An rq clock becomes valid when it is updated using update_rq_clock()
and invalidated when the rq is unlocked using rq_unpin_lock(). Also,
after long running operations -- ops.running() and ops.update_idle() --
in a BPF scheduler, the sched_ext core invalidates the rq clock.
Signed-off-by: Changwoo Min <changwoo@igalia.com>
---
kernel/sched/core.c | 6 +++++-
kernel/sched/ext.c | 3 +++
kernel/sched/sched.h | 2 +-
3 files changed, 9 insertions(+), 2 deletions(-)
diff --git a/kernel/sched/core.c b/kernel/sched/core.c
index a910a5b4c274..d0eb58b6a2da 100644
--- a/kernel/sched/core.c
+++ b/kernel/sched/core.c
@@ -784,6 +784,7 @@ static void update_rq_clock_task(struct rq *rq, s64 delta)
void update_rq_clock(struct rq *rq)
{
s64 delta;
+ u64 clock;
lockdep_assert_rq_held(rq);
@@ -795,11 +796,14 @@ void update_rq_clock(struct rq *rq)
SCHED_WARN_ON(rq->clock_update_flags & RQCF_UPDATED);
rq->clock_update_flags |= RQCF_UPDATED;
#endif
+ clock = sched_clock_cpu(cpu_of(rq));
+ scx_rq_clock_update(rq, clock);
- delta = sched_clock_cpu(cpu_of(rq)) - rq->clock;
+ delta = clock - rq->clock;
if (delta < 0)
return;
rq->clock += delta;
+
update_rq_clock_task(rq, delta);
}
diff --git a/kernel/sched/ext.c b/kernel/sched/ext.c
index 9f9bc2930658..b8ad776ef516 100644
--- a/kernel/sched/ext.c
+++ b/kernel/sched/ext.c
@@ -2928,6 +2928,8 @@ static void set_next_task_scx(struct rq *rq, struct task_struct *p, bool first)
if (SCX_HAS_OP(running) && (p->scx.flags & SCX_TASK_QUEUED))
SCX_CALL_OP_TASK(SCX_KF_REST, running, p);
+ scx_rq_clock_stale(rq);
+
clr_task_runnable(p, true);
/*
@@ -3590,6 +3592,7 @@ void __scx_update_idle(struct rq *rq, bool idle)
{
int cpu = cpu_of(rq);
+ scx_rq_clock_stale(rq);
if (SCX_HAS_OP(update_idle) && !scx_rq_bypassing(rq)) {
SCX_CALL_OP(SCX_KF_REST, update_idle, cpu_of(rq), idle);
if (!static_branch_unlikely(&scx_builtin_idle_enabled))
diff --git a/kernel/sched/sched.h b/kernel/sched/sched.h
index 61efff790e24..03854ac9914b 100644
--- a/kernel/sched/sched.h
+++ b/kernel/sched/sched.h
@@ -1758,7 +1758,7 @@ static inline void rq_unpin_lock(struct rq *rq, struct rq_flags *rf)
if (rq->clock_update_flags > RQCF_ACT_SKIP)
rf->clock_update_flags = RQCF_UPDATED;
#endif
-
+ scx_rq_clock_stale(rq);
lockdep_unpin_lock(__rq_lockp(rq), rf->cookie);
}
--
2.47.0
On Sun, Nov 17, 2024 at 01:01:23AM +0900, Changwoo Min wrote:
> An rq clock becomes valid when it is updated using update_rq_clock()
> and invalidated when the rq is unlocked using rq_unpin_lock().
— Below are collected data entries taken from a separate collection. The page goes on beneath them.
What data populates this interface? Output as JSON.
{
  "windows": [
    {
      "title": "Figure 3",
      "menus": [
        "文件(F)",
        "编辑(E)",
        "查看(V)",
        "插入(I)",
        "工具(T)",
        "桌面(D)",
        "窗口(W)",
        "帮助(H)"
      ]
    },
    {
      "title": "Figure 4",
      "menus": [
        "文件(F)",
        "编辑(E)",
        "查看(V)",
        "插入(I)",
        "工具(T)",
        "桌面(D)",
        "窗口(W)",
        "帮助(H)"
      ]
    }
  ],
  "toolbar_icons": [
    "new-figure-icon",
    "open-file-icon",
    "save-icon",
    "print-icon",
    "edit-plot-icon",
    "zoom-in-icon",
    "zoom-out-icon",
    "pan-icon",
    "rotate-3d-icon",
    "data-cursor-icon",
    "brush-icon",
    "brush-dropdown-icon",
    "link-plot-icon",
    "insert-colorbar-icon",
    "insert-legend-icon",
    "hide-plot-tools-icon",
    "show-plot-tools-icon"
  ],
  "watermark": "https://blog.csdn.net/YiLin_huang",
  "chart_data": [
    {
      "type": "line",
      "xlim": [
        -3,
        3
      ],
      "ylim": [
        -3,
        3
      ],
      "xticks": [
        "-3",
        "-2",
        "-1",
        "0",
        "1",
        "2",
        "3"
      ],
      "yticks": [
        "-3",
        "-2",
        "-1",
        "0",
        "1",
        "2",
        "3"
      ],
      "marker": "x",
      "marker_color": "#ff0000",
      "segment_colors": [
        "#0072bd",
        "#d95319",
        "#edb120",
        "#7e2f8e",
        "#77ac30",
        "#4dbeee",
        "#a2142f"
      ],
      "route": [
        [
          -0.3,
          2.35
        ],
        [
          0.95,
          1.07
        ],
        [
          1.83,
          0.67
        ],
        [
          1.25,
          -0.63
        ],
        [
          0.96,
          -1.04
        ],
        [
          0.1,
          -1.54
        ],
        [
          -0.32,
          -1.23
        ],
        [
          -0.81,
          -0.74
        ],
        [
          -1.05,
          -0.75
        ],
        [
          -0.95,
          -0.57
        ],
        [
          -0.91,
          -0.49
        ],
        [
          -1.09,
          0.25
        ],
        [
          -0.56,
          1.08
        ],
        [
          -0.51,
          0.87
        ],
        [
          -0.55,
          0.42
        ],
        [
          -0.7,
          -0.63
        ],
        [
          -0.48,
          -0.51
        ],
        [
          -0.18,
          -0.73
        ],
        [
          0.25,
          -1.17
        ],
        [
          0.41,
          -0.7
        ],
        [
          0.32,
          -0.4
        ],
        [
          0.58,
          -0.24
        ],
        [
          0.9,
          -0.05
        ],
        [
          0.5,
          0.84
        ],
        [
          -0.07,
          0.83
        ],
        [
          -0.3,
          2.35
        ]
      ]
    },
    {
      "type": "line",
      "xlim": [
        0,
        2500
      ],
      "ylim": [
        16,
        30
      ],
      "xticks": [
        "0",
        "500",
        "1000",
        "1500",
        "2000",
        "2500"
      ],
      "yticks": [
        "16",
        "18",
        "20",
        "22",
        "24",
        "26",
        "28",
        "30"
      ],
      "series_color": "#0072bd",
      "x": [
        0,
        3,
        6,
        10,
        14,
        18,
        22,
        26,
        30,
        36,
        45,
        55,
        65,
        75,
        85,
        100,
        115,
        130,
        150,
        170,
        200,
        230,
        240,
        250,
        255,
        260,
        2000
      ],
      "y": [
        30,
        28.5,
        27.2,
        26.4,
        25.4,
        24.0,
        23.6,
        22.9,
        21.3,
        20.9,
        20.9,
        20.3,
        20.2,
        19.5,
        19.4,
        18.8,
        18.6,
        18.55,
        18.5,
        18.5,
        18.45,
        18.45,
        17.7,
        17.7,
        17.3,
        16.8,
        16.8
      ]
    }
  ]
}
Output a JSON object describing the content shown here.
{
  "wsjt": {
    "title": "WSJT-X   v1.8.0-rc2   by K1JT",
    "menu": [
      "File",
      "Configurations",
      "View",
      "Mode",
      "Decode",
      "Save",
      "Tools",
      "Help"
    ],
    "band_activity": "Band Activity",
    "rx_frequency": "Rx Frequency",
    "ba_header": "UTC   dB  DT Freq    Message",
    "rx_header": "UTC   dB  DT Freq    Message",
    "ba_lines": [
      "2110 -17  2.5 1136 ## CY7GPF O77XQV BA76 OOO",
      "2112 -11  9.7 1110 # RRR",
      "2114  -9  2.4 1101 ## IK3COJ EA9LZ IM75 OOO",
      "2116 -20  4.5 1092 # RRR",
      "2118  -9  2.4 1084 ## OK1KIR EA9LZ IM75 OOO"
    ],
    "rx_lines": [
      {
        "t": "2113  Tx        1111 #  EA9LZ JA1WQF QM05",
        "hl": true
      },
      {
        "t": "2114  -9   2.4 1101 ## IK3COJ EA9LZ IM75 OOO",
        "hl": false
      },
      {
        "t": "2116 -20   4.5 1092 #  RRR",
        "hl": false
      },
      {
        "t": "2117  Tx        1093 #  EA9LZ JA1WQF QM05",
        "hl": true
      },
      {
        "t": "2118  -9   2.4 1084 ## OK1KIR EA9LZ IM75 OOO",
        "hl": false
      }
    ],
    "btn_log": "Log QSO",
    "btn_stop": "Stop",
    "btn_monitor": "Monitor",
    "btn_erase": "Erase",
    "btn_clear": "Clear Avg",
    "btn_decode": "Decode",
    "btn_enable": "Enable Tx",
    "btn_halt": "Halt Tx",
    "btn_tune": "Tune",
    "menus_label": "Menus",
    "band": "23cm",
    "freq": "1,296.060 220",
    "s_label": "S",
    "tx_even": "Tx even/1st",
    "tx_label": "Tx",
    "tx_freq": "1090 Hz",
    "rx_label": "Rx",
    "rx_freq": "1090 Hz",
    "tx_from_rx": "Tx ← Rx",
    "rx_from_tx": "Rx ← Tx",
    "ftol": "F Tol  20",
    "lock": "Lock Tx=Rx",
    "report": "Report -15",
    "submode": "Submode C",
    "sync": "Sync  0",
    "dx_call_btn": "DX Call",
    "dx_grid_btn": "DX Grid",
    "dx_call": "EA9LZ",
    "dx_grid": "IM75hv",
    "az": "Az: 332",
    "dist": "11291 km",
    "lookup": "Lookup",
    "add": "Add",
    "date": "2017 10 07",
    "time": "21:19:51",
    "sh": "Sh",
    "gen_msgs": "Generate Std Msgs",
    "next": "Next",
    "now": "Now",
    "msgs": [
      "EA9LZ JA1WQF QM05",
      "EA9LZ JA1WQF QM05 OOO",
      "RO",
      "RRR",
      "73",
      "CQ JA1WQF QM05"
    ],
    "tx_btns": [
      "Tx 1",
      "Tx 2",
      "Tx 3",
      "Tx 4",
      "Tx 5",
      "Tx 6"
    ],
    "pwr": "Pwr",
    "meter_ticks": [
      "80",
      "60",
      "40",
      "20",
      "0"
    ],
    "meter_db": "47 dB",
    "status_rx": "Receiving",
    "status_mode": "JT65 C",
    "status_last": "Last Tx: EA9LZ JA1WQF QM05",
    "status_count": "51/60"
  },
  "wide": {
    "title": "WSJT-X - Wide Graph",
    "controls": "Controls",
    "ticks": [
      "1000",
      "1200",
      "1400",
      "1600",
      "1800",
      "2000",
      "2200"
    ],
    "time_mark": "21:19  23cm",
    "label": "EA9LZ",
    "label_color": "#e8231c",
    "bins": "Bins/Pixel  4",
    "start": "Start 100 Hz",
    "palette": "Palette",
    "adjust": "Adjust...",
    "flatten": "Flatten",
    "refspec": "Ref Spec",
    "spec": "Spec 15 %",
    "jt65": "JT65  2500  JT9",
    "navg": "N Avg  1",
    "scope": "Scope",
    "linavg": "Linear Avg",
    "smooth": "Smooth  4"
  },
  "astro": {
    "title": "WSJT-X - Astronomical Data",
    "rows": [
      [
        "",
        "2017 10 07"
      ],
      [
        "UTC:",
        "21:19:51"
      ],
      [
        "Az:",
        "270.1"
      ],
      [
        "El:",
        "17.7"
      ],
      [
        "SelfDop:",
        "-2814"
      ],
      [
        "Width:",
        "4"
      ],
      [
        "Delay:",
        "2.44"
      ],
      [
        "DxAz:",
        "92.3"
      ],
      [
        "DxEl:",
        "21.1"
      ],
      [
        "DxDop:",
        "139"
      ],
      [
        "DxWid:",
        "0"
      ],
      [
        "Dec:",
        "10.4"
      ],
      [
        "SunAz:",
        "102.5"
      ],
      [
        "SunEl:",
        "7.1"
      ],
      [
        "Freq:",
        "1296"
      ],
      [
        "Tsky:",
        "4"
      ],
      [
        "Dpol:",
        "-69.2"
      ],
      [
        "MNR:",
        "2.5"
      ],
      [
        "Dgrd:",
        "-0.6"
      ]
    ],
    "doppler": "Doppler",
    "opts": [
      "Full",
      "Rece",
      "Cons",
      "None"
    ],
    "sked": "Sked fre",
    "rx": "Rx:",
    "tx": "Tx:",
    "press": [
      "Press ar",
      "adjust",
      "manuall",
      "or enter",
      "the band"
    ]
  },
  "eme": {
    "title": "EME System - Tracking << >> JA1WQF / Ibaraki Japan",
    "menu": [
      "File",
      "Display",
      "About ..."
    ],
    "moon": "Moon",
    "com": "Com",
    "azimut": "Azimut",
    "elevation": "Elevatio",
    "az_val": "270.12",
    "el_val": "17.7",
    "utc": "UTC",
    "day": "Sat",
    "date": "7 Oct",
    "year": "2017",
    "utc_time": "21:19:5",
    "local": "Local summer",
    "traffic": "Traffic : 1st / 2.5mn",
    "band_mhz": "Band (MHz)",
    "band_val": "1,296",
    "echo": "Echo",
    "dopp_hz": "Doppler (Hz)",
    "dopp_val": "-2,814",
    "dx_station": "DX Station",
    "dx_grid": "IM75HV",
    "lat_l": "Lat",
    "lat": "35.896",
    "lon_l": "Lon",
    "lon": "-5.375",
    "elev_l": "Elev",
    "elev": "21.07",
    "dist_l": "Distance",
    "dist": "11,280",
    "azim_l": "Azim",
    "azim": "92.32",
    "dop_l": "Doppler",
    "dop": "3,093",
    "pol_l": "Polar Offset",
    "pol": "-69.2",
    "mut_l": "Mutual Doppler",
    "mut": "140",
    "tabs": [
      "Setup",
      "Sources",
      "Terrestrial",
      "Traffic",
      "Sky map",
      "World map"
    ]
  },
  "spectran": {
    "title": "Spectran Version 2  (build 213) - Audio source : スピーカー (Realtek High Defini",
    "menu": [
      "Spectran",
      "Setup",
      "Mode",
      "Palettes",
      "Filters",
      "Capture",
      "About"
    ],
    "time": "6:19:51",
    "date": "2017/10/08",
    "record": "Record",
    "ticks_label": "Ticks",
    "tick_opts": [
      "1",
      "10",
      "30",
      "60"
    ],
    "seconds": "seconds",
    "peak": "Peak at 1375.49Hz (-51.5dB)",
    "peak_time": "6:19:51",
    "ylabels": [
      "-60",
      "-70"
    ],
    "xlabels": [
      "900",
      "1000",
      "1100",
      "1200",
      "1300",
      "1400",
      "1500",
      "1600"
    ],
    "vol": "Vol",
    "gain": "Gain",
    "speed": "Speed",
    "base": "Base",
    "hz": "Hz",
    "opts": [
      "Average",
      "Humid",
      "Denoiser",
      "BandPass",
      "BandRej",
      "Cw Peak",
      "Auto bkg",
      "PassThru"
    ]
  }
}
Also,
> after long running operations -- ops.running() and ops.update_idle() --
> in a BPF scheduler, the sched_ext core invalidates the rq clock.
>
> Signed-off-by: Changwoo Min <changwoo@igalia.com>
> ---
> kernel/sched/core.c | 6 +++++-
> kernel/sched/ext.c | 3 +++
> kernel/sched/sched.h | 2 +-
> 3 files changed, 9 insertions(+), 2 deletions(-)
>
> diff --git a/kernel/sched/core.c b/kernel/sched/core.c
> index a910a5b4c274..d0eb58b6a2da 100644
> --- a/kernel/sched/core.c
> +++ b/kernel/sched/core.c
> @@ -784,6 +784,7 @@ static void update_rq_clock_task(struct rq *rq, s64 delta)
> void update_rq_clock(struct rq *rq)
> {
> s64 delta;
> + u64 clock;
>
> lockdep_assert_rq_held(rq);
>
> @@ -795,11 +796,14 @@ void update_rq_clock(struct rq *rq)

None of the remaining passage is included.